Demonetisation effect: Dhabas, restaurants witnessing worst days as pockets run dry

India TV Business Desk, New Delhi [ Updated: November 13, 2016 10:36 IST ]
Demonetisation effect: Dhabas, restaurants witnessing worst days

Following the demonetisation of 500 and 1,000 rupee notes by the India government, several restaurants in the national capital are witnessing thin attendance as pockets run dry with small eateries and roadside dhabas that do not have electronic payment facility being the worst hit. 

As people struggled to pay for basic necessities such as vegetables and milk and flocked to banks in large numbers to exchange now-defunct notes with new ones, eateries only hope that the lean phase will end soon.

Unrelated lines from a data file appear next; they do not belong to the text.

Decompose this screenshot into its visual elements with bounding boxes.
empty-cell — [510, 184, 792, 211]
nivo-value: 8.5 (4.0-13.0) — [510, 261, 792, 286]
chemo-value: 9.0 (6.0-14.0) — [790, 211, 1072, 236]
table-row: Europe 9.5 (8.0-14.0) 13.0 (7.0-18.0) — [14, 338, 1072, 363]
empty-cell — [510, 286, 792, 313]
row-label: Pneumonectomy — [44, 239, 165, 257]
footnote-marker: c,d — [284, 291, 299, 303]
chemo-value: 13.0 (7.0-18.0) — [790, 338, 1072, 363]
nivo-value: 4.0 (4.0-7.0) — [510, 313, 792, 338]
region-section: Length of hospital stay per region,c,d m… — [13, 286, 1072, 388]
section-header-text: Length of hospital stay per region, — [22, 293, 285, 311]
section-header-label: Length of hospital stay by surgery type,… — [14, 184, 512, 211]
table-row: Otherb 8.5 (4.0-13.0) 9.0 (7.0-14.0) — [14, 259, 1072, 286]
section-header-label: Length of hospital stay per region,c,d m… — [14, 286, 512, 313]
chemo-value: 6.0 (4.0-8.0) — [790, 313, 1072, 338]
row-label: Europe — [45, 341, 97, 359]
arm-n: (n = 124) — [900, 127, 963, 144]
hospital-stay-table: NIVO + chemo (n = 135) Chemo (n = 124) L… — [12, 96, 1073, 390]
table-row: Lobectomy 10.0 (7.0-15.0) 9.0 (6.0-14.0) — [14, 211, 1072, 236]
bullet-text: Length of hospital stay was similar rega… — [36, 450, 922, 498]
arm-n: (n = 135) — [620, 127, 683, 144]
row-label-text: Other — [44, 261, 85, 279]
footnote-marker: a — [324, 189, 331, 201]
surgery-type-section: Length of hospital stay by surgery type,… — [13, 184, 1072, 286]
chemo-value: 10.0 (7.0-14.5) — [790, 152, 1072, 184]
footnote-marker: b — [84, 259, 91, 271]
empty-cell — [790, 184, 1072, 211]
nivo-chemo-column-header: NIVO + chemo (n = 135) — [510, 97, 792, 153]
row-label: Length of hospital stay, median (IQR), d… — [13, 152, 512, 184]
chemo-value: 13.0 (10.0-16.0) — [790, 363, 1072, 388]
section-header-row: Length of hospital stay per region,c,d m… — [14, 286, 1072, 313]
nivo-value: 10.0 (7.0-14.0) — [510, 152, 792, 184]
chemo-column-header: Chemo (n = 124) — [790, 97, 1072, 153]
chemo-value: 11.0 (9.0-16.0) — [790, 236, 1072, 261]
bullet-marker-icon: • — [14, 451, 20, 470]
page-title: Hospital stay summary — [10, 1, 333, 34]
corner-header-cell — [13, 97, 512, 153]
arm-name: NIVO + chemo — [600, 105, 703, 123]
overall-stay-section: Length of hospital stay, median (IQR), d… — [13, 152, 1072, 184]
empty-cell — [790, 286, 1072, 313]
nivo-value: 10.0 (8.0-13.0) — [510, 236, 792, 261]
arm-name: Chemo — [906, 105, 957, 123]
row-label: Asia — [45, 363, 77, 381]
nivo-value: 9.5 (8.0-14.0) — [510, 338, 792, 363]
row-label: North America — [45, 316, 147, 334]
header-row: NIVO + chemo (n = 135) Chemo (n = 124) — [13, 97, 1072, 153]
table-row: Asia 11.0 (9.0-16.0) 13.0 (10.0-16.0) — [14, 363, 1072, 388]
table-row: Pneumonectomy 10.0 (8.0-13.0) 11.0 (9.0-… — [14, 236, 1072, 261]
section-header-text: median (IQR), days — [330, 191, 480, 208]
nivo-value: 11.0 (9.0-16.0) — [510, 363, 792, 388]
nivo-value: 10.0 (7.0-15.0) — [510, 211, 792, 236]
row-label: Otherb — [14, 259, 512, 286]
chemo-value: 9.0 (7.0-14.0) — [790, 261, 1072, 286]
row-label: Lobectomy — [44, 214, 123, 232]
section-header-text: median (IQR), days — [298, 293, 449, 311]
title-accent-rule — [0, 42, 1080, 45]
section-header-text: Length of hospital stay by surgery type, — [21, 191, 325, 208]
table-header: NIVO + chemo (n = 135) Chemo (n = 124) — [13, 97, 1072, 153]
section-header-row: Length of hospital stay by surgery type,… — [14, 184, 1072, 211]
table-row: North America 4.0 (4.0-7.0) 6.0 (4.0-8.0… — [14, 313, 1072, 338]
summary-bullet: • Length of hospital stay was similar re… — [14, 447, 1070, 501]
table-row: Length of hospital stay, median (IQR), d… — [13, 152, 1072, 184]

Some restaurants and delivery services are even asking customers to ensure that they have Rs 100 notes or the new currency before serving them.

Zomato, the online restaurant search and food delivery service, has temporarily stopped the cash-on-delivery option for many restaurants and requested customers to pay online.

"We sell food at reasonable rate and we do not have the payment facility using cards. Earlier there used to be huge rush at our eatery. Now people can't pay for a 'daal makhni' and 'shahi paneer' by cheque, so our customers are being forced to go back if they do not have new currency notes," said Rajveer Singh who runs an eatery at Connaught Place.

Most retail stores and restaurants have placed a notice at their entrances, declaring their compliance with the government's order and requesting customers to tender notes of Rs 100 denomination or use e-wallets, credit and debit cards for any purchase.

Deepankar Arora, chef and partner, TAWAK, an Indian and Pan-Asian restaurant in NCR, said, "With not enough notes in circulation yet, all our customers are either using cards or alternative payment gateways such as Mobikwik. We have seen an upswing in online and app orders as people are choosing to use mobile wallets and cards instead of cash." 

"However, we have faced some issues in our day-to-day purchases of ingredients and raw materials from with vendors.

But they have been understanding of the situation and extended us credit," he added.

Chaos prevailed in the city following Prime Minister Narendra Modi's announcement last week withdrawing 500 and 1,000 rupee notes to tackle problems of corruption, black money, counterfeit notes and terror financing.